Roma, 14 nov – Pressioni inflazionistiche? Il pericolo di recrudescenza della pandemia e, dunque, i rischi sulle previsioni di crescita? Preoccupazioni che non sembrano agitare gli investitori. Almeno a dare uno sguardo all’ultima asta dei Bot a 12 mesi, che ha fatto segnare un nuovo record storico. Dimostrando ancora una volta che la finanza pubblica non è questione di “mercato”, bensì di politica monetaria.
Un’asta Bot che spiazza tutti i record
Con un rendimento che ha toccato il -0,533%, il titolo ad un anno tocca il livello più basso di sempre. Mai un’asta dei Bot aveva raggiunto livelli così sotto lo zero. Non inganni il segno meno, che non comporta nulla di negativo, anzi: significa che, a scadenza, il ministero dell’Economia dovrà restituire meno di quanto preso a prestito.

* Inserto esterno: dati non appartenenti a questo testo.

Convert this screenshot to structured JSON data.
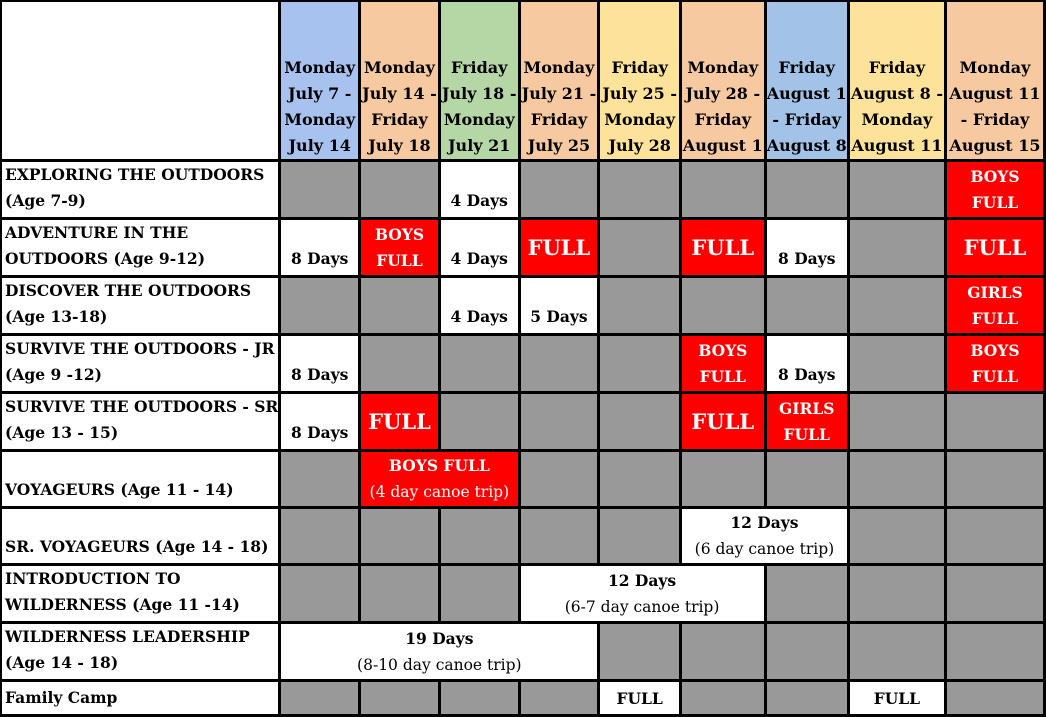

Un’improvvisa ondata di fiducia ha colpito l’Italia? Finalmente, magari grazie al governo Draghi, abbiamo colmato il deficit di credibilità? Questo sembrano raccontarci i rendimenti lungo la curva delle scadenze dei titoli del debito, in certi punti persino più bassi rispetto a qualche mese fa. Una narrazione che, tuttavia, lascia il tempo che trova. In virtù delle potenziali problematiche evidenziate in apertura, sarebbe quantomeno lecito attendersi maggiori turbolenze sui mercati. E invece calma piatta.
Guardare alla Bce
Il motivo è presto detto e non ha nulla a che fare con la retorica sull’affidabilità (o meno) delle nostre finanze. Più che a via XX Settembre, bisogna guardare all’Eurotower. Nonostante gli annunci sulla fine del programma di acquisto “pandemico”, la Bce non sembra infatti orientata a frenare in alcun modo gli acquisti dei titoli. Plausibile che, come già avvenuto con il Quantitative Easing, la fine del Pepp non significhi chiusura dei rubinetti. Casomai ci fosse ancora bisogno di spiegare a cosa serve una banca centrale che, per quanto incidentalmente, fa il proprio mestiere di prestatore di ultima istanza, l’ultima asta dei Bot (e la sostanziale chiusura dello spread dopo i recenti incrementi) è per l’ennesima volta lì a dimostrarlo.